Growing evidence supports the involvement of Thyroid hormone Receptor Interactor 13 (TRIP13) in the progression and metastasis of multiple cancers. However, the roles of TRIP13 in epithelial ovarian cancer (EOC) remains unknown. The present study aimed to investigate the expression pattern and biological function as well as the underlying molecular mechanism. The expression patterns of genes in EOC tissues and normal ovarian tissues via microarray from GEO and TCGA datasets.
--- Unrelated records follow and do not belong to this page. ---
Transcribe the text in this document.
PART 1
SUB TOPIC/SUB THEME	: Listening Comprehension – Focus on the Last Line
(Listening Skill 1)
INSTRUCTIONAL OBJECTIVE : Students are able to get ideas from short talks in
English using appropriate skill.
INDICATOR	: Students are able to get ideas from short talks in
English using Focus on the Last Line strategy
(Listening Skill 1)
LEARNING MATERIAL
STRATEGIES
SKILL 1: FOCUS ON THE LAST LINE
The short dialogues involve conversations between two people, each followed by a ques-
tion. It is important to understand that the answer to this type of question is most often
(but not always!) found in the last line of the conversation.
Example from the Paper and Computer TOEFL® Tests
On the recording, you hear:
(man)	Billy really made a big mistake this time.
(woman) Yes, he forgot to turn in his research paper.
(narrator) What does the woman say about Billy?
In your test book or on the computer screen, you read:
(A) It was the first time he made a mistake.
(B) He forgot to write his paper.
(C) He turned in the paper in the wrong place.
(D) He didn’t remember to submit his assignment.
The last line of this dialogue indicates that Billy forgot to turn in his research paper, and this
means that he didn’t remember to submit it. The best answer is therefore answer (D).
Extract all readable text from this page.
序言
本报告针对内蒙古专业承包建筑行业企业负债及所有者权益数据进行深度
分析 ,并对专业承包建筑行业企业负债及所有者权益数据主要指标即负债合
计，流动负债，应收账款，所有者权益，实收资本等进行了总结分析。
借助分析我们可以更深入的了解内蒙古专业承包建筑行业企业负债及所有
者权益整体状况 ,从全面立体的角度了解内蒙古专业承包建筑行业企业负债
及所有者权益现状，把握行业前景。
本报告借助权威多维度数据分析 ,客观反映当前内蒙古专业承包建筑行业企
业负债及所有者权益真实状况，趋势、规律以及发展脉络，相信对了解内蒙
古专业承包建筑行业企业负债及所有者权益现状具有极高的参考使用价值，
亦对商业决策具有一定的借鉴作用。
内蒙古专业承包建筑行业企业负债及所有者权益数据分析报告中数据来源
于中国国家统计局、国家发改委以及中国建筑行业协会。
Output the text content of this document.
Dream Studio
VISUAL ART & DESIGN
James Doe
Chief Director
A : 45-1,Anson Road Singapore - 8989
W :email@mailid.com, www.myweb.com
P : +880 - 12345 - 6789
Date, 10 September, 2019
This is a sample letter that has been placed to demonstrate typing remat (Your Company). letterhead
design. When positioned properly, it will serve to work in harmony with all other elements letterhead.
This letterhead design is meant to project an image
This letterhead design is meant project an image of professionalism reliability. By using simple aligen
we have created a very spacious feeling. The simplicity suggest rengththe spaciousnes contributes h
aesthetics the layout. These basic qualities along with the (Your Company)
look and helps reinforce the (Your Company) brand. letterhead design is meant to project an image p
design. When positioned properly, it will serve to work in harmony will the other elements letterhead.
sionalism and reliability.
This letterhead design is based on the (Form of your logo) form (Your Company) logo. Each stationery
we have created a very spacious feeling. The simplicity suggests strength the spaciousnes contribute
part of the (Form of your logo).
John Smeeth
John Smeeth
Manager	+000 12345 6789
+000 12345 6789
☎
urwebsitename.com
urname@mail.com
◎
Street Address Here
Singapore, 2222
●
The expression levels of TRIP13 in EOC cell lines were detected by Real Time-Polymerase Chain Reaction (RT-PCR). Next, we investigated the effect of TRIP13 on the proliferation, apoptosis, migration and invasion in the EOC cells. Western blot assay was used to explore the role of TRIP13 on the Notch signaling pathway proteins (Notch1, P21, Hes1). Bioinformatics analysis showed that TRIP13 was one of the most significantly upregulated in EOC. The results of RT-PCR also indicated that TRIP13 expression was markedly upregulated in EOC cell lines (SKOV-3, HEY and OVCAR-3) compared to normal ovarian cell lines. Functionally, our data revealed that silencing TRIP13 in EOC cells inhibits cell proliferation, decreases cell invasion and migration, and stimulates EOC cell apoptosis in vitro. Mechanistically, the knockdown of TRIP13 suppressed the Notch signaling pathway activation and subsequently inhibited EMT progression. The present study provided the first evidence that TRIP13 acted as an onco-promotive regulator in EOC development by modulating the Notch signaling pathway. Our findings enlarged our knowledge in the molecular pathology of TRIP13 tumorigenesis.